Als Nächstes kommen wir zu den Sea Reapers, einer brutalen Rasse von humanoidartigen Wesen mit Hang zu roher Gewalt. Ihre Kampagne spielt sich in Echtzeit-Strategie-Manier. Man errichtet Basen, rekrutiert Einheiten und plant Angriffe. Die Sea Reapers sind zwar nicht die sympathischste Fraktion, aber ihre Spielweise ist ungemein befriedigend. Es macht einfach Spaß, mit einer Horde von Kriegern über die Karte zu fegen und alles zu zerstören, was sich einem in den Weg stellt. Die taktischen Möglichkeiten sind vielfältig, und die Kämpfe sind dank der gut gestalteten KI fordernd.
Und dann ist da noch Kabuto, der namensgebende Gigant. Seine Kampagne ist ein Fest der Zerstörung. Man steuert ein riesiges Monster, das in der Lage ist, ganze Städte dem Erdboden gleichzumachen. Kabuto ist eine Naturgewalt, der man sich nicht ohne Weiteres in den Weg stellen sollte. Seine Bewegungen sind wuchtig, seine Angriffe verheerend, und sein Appetit ist unstillbar. Die Kabuto-Kampagne ist ein wahres Power-Trip-Erlebnis, das seinesgleichen sucht.

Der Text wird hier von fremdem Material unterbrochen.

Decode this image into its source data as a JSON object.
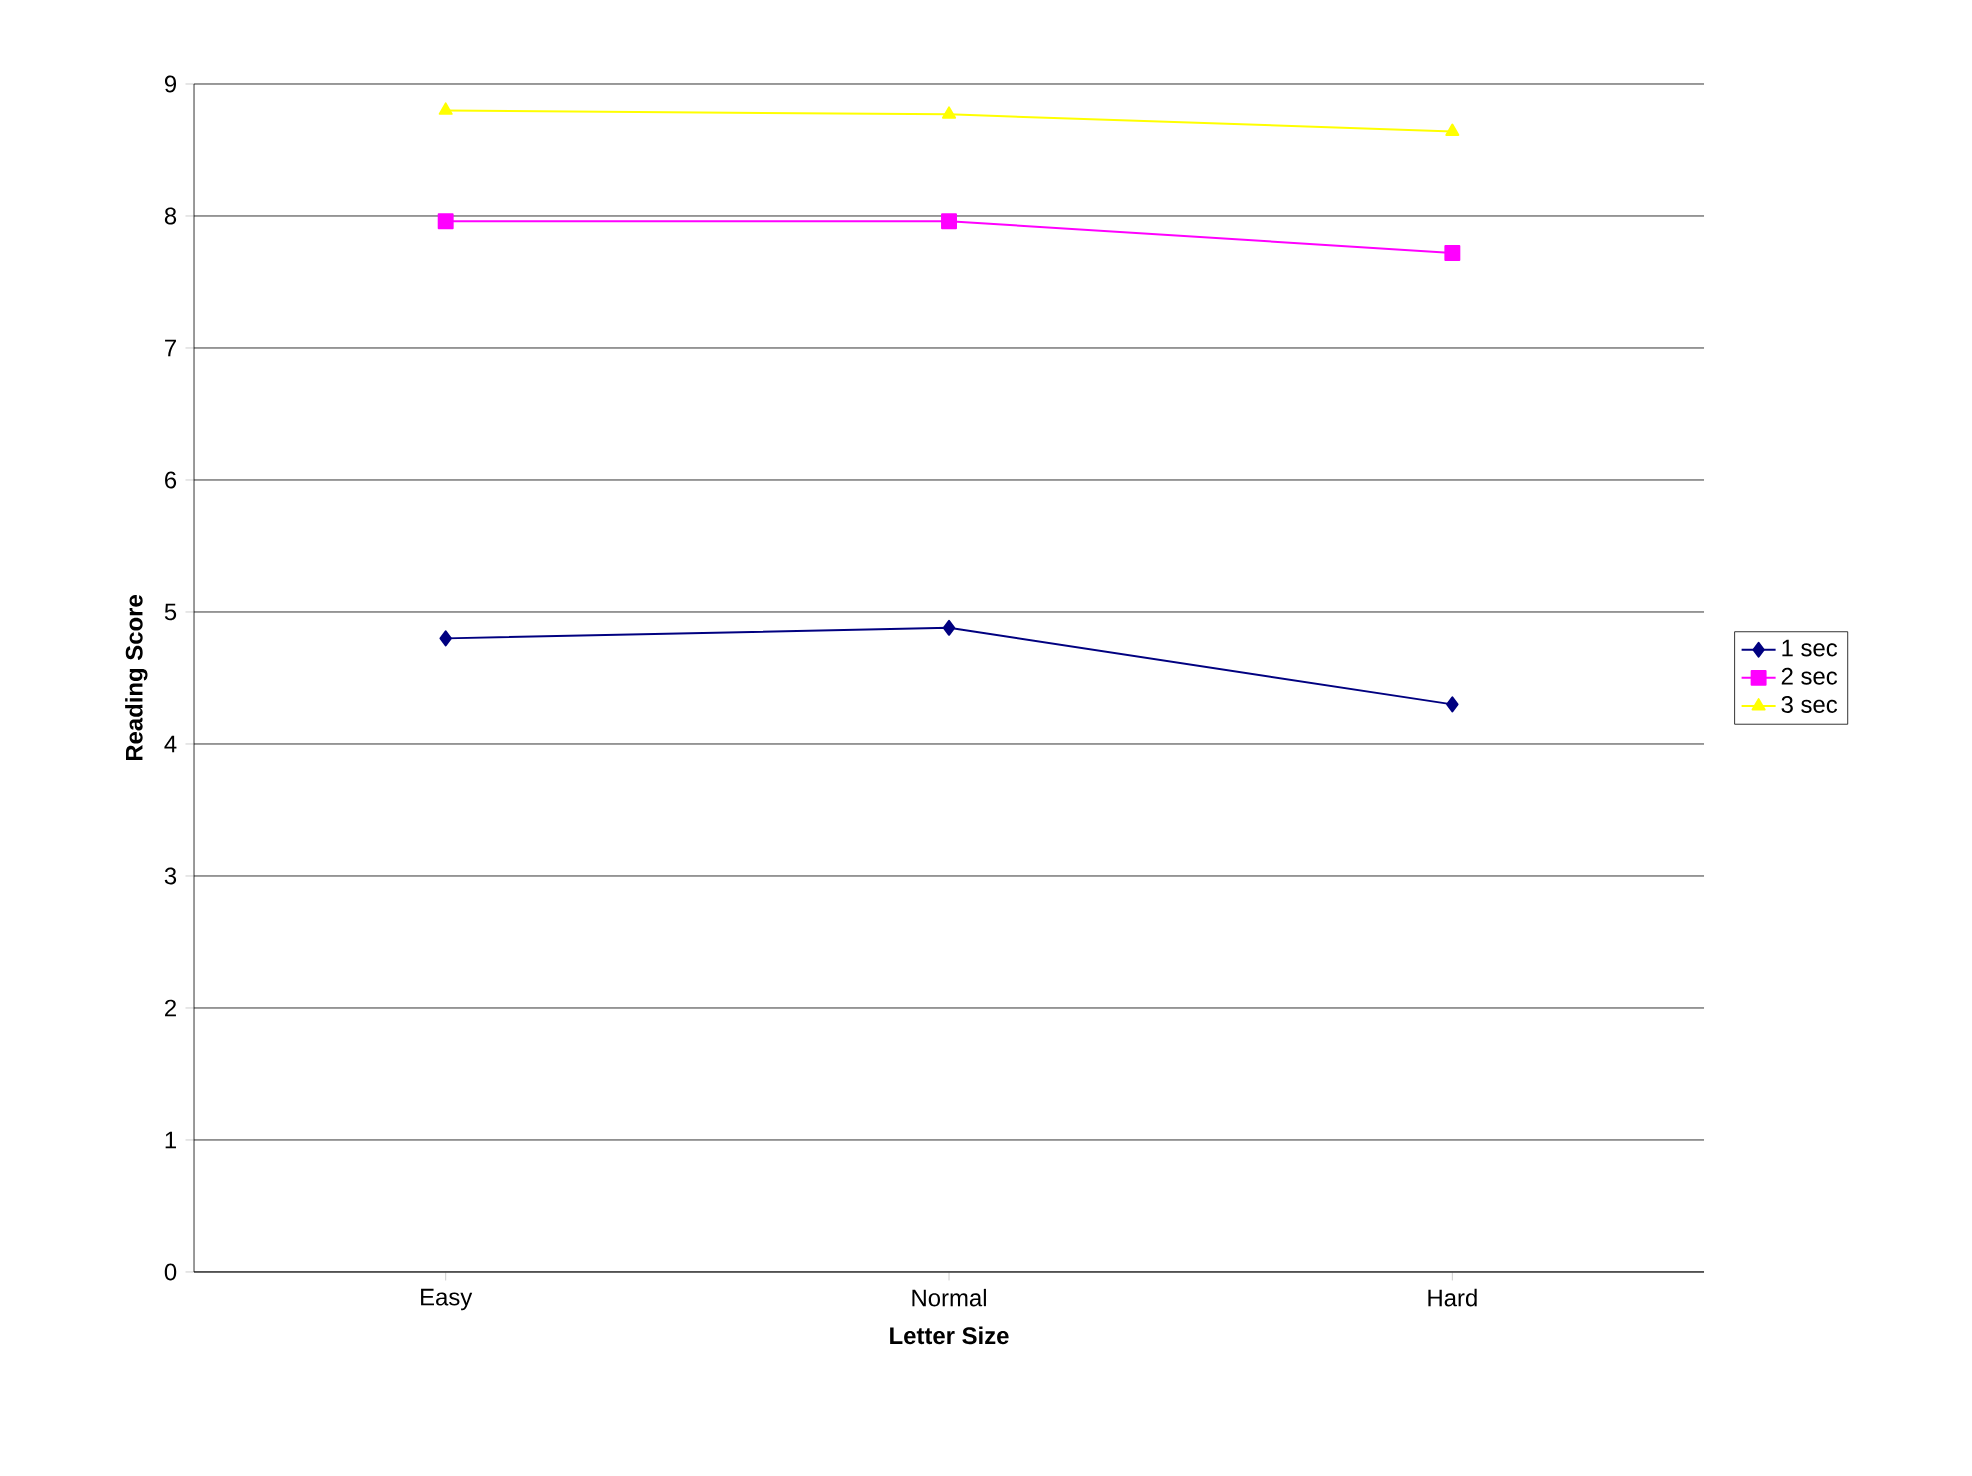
{
  "chart_data": {
    "type": "line",
    "xlabel": "Letter Size",
    "ylabel": "Reading Score",
    "categories": [
      "Easy",
      "Normal",
      "Hard"
    ],
    "series": [
      {
        "name": "1 sec",
        "color": "#000080",
        "marker": "diamond",
        "values": [
          4.8,
          4.88,
          4.3
        ]
      },
      {
        "name": "2 sec",
        "color": "#ff00ff",
        "marker": "square",
        "values": [
          7.96,
          7.96,
          7.72
        ]
      },
      {
        "name": "3 sec",
        "color": "#ffff00",
        "marker": "triangle",
        "values": [
          8.8,
          8.77,
          8.64
        ]
      }
    ],
    "ylim": [
      0,
      9
    ],
    "yticks": [
      0,
      1,
      2,
      3,
      4,
      5,
      6,
      7,
      8,
      9
    ],
    "grid": "y",
    "legend": "right"
  }
}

Doch das Spiel ist mehr als nur eine Aneinanderreihung von Spielmodi. Die Geschichte, die durch die verschiedenen Fraktionen erzählt wird, ist packend und voller unerwarteter Wendungen. Die Charaktere sind gut geschrieben und besitzen eine eigene Persönlichkeit. Der Humor ist subtil, aber stets präsent, und lockert die actionreichen Passagen gekonnt auf. Die Grafik für damalige Verhältnisse war beeindruckend, die Umgebungen detailliert und die Animationen flüssig. Auch der Soundtrack trug maßgeblich zur dichten Atmosphäre bei.
Was mich besonders beeindruckt hat, ist die Liebe zum Detail, die in allen Bereichen des Spiels steckt. Die Entwickler haben sich sichtlich Mühe gegeben, eine lebendige und glaubwürdige Welt zu erschaffen. Von den einzigartigen Designs der Kreaturen bis hin zu den subtilen Animationen der Charaktere ist alles perfekt aufeinander abgestimmt. Das Spiel ist zwar nicht fehlerfrei. Hier und da gibt es kleinere technische Probleme, aber diese fallen kaum ins Gewicht. Das Spiel ist ein absolutes Muss für jeden Fan von Action-Spielen, Strategie-Spielen und Spielen mit einzigartigen Konzepten. Auch wenn es schon über zwei Dekaden auf dem Buckel hat, ist es immer noch ein unvergessliches Spielerlebnis.
Abschließend möchte ich noch erwähnen, dass dieses Spiel eine bemerkenswerte Wiederspielbarkeit besitzt. Man kann die Kampagne mehrmals durchspielen, jede Fraktion mit unterschiedlichen Strategien erkunden und dabei immer wieder Neues entdecken. Es ist ein Spiel, das man so schnell nicht vergessen wird. Wer die Gelegenheit hat, sollte es unbedingt ausprobieren. Ich werde mich auf jeden Fall wieder in diese Welt begeben.